Ingredients
· vegetable oil, for deep frying
· rice flour for dredging
· 2 8 oz haddock filets (or cod fish fillets) cut in 1/2 on an angle
· 4 large russet potatoes
· 1 3/4 cup rice flour
· 2 teaspoons baking powder
· 1 teaspoon salt
· 1 teaspoon sugar
· 1 bottle (12 oz) beer, pale ale or lager works well
· 1 cup mayonnaise*
· 1 tablespoon capers, chopped*
· 1 tablespoon cornichons, chopped*
· 2 tablespoons flat leaf parsley, finely chopped*
· 1 tablespoon tarragon, finely chopped *
· 1/2 lemon, juiced *
· Lemon wedges, for serving
Cooking Instructions
Preheat oven to 350 F.
Bake potatoes on a tray in hot oven for 30-45 minutes -- until knife-tender.
This can be done the night before or ahead of time.
Cut each potato into 6 or 8 wedges depending on the size.
Heat 3 inches of oil in a deep fryer or a deep pot to 375 F. Begin by frying
half the wedges at a time for 4 to 5 minutes until crispy and brown.

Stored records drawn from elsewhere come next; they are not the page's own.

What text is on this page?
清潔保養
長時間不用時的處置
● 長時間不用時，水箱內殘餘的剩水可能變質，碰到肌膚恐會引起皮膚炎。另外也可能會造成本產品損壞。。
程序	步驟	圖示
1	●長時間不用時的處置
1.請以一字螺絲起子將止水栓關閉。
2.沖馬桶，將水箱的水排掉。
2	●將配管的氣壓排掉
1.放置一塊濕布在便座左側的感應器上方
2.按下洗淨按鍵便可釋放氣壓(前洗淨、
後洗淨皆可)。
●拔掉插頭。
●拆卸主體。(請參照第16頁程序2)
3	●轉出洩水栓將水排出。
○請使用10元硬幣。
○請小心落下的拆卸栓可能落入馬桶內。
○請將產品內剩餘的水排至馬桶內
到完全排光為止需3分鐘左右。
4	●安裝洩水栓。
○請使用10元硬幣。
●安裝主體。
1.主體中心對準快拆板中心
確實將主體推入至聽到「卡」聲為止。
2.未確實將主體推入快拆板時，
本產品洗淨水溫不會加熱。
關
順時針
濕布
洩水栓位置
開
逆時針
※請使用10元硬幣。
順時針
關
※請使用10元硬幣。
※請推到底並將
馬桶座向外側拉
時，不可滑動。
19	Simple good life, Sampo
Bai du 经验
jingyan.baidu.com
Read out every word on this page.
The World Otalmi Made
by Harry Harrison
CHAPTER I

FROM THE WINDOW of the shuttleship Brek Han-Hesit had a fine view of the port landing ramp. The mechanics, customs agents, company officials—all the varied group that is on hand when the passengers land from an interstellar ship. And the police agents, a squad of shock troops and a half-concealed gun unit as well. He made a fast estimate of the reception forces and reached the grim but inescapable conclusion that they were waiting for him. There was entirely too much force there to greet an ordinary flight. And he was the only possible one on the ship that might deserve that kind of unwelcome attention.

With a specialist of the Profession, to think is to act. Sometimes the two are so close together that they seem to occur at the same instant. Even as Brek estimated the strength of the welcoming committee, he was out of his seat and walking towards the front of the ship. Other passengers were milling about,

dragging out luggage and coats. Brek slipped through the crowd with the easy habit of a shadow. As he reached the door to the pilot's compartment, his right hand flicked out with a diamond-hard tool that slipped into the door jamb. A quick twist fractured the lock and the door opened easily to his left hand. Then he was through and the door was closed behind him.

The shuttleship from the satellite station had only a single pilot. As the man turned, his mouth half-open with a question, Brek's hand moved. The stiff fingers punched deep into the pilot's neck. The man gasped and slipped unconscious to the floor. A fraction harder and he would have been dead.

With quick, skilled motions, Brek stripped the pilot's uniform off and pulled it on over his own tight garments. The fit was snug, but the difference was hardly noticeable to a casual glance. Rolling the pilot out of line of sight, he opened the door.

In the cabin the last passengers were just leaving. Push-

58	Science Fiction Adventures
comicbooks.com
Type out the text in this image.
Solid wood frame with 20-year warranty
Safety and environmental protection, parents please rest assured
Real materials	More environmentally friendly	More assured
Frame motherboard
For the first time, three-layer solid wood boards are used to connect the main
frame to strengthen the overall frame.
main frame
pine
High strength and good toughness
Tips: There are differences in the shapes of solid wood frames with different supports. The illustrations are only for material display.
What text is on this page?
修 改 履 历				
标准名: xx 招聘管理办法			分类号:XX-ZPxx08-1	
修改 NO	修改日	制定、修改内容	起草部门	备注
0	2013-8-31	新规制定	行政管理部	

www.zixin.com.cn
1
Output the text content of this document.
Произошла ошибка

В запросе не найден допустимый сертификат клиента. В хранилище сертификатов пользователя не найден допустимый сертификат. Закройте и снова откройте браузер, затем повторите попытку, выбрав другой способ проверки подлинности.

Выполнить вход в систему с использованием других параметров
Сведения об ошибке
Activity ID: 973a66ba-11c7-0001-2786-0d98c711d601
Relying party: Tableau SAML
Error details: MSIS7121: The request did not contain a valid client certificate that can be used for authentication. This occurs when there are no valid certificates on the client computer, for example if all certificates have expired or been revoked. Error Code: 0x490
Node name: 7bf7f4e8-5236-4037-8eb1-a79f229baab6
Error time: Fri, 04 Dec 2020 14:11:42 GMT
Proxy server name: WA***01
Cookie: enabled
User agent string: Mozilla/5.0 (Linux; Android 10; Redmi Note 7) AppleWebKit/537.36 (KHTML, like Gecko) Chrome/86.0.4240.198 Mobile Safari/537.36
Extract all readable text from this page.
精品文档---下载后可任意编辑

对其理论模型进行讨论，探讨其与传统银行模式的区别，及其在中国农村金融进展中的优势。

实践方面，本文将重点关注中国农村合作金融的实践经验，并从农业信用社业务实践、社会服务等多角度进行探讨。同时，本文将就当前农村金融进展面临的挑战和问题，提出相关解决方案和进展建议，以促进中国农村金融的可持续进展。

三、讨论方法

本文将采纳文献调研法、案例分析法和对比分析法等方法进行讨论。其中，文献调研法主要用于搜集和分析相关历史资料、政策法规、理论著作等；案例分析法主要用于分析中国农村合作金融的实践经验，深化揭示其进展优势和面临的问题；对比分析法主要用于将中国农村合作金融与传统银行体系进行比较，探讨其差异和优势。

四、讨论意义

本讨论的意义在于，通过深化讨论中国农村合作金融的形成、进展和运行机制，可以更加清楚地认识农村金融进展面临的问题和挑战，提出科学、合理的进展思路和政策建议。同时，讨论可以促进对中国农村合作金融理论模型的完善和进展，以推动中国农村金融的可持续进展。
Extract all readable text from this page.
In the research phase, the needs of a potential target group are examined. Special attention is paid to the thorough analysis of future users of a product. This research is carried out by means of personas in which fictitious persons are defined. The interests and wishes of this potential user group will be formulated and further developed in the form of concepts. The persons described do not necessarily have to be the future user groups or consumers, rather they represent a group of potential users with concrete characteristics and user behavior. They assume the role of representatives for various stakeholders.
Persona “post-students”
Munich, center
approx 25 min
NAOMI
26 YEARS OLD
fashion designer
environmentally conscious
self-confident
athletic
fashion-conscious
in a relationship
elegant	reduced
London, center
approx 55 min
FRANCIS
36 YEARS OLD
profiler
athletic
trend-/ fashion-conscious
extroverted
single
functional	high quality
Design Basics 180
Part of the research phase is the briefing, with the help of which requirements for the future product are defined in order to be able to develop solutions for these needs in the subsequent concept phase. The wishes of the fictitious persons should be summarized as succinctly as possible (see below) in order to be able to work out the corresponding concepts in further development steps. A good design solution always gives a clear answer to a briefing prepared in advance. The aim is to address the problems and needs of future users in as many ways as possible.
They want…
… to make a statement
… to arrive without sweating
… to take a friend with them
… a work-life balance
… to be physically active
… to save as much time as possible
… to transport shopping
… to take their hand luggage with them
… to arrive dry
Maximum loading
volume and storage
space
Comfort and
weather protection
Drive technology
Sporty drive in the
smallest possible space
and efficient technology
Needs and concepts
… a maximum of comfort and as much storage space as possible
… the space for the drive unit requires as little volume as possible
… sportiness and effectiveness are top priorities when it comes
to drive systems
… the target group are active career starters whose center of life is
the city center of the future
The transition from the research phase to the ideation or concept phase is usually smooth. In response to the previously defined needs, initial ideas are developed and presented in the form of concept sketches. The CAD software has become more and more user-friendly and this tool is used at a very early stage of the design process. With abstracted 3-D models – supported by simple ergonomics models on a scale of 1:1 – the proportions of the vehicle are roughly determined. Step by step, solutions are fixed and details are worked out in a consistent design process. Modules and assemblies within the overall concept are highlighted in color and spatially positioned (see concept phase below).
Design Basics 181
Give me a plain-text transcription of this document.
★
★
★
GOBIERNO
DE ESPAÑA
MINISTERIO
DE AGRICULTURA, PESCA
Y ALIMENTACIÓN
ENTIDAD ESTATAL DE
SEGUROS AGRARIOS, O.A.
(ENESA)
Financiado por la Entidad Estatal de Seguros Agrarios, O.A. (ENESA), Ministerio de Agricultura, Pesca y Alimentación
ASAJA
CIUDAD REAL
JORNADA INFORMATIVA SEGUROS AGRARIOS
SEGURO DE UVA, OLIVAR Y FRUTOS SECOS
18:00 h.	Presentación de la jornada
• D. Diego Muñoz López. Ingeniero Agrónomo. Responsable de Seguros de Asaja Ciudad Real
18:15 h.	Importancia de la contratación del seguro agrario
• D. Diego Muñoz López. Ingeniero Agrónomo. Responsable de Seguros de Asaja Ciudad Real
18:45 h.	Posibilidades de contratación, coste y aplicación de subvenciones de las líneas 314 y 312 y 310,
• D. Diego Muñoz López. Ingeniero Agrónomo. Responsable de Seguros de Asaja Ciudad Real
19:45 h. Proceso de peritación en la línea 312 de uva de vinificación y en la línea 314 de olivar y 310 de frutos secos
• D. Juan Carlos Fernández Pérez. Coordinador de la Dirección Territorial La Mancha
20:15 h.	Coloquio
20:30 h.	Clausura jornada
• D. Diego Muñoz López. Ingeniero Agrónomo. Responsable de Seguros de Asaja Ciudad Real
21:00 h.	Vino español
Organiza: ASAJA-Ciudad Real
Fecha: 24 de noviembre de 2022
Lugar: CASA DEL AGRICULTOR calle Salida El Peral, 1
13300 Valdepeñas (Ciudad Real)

Take out and drain.
In a large mixing bowl, combine the rice flour, baking powder and salt.
Make a well in the center and gradually pour in the beer whilst whisking
to combine the dry ingredients and forming a smooth batter. Spread the rice flour
for dredging on a plate. Dredge the fish pieces in the rice flour and then dip
them into the batter, letting the excess drip off.
Submerge the battered fish into the bubbling oil for 4 to 5 minutes until crispy and brown.
Remove and drain the fish with the chips on paper towels; season lightly with salt.
Serve with lemon wedges and/or tartar sauce.
To prepare the tartar sauce, combine all tartar sauce ingredients in a small mixing bowl.
Makes about 1-1/4 cups. Chill before serving to let the flavors combine. Serve with fish
and chips and some fresh lemon wedges.